Quantum optics with solid-state quantum emitters and waveguides
Dr. Sarah Skoff (Technische Universität Wien)

Since quantum technology is becoming advanced, new ways are sought to make miniature systems for quantum networks and sensing. Solid-state quantum emitters have therefore moved into focus as they lend themselves for integration into nanophotonic platforms and come in a variety of forms and with a variety of different level structures. Here, I want to present two different kinds of solid-state platforms, single molecules in solids and quantum emitters in 2D materials. I will present measurements on coupling these quantum emitters to waveguides, in particular optical nanofibers. These are waveguides that are naturally integrated with optical fibers and enhance the light-matter interaction by their strong transverse confinement of the guided light field.
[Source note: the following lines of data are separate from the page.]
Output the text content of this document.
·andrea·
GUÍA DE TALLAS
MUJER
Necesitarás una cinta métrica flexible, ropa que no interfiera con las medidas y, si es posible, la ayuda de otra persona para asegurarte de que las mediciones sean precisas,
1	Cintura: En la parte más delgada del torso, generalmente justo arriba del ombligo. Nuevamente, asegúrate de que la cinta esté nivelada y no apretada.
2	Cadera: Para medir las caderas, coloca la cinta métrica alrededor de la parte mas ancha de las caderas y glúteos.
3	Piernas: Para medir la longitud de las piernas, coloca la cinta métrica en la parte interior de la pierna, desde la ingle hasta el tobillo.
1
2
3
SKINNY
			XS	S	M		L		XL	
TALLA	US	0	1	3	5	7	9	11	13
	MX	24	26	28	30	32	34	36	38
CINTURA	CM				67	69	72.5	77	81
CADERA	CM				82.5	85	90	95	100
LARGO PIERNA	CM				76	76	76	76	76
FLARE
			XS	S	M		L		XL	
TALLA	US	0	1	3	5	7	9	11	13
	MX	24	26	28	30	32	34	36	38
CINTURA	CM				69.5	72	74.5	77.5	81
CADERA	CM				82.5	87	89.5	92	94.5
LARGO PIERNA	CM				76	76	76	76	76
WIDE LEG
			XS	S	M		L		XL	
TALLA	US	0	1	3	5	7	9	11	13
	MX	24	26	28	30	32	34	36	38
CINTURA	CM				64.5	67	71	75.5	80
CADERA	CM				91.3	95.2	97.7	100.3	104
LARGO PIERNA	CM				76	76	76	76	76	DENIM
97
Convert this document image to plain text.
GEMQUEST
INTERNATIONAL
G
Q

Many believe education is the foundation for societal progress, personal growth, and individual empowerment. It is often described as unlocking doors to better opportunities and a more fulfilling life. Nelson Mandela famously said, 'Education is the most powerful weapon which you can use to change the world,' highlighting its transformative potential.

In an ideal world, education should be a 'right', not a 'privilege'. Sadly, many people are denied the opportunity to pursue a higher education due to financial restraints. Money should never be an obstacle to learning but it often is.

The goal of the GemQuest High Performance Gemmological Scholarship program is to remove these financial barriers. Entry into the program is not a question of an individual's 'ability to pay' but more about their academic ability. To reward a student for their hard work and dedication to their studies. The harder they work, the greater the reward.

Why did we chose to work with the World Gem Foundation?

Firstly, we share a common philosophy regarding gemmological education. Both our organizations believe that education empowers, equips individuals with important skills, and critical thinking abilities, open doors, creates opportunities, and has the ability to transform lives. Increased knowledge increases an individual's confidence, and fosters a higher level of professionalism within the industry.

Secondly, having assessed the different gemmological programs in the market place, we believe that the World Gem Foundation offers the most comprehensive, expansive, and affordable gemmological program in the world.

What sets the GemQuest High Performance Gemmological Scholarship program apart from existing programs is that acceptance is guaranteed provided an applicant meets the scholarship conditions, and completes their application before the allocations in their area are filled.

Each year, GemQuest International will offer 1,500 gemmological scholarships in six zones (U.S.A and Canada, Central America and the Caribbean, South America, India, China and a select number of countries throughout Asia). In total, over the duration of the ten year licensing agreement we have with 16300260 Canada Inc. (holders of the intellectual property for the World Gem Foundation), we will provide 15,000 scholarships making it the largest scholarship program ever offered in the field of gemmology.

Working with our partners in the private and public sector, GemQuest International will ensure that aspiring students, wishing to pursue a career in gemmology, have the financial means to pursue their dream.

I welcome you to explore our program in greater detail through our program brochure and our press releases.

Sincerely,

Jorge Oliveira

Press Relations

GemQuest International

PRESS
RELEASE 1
I will also show how the light-matter interaction can be further increased by employing fiber-based cavities. These cavities have been shown to work equally well at room temperature and cryogenic temperatures, where the latter is still most often a requirement for solid-state system due to the phonons from the host material. However due to the 2D nature of the host material, quantum emitters in 2D hexagonal Boron nitride may provide a platform for quantum tech-nology that could also operate a room temperature and I will give an overview of recent measurements with these emitters and give an outlook of our endeavour to bring solid-state quantum optics to a room temperature environment.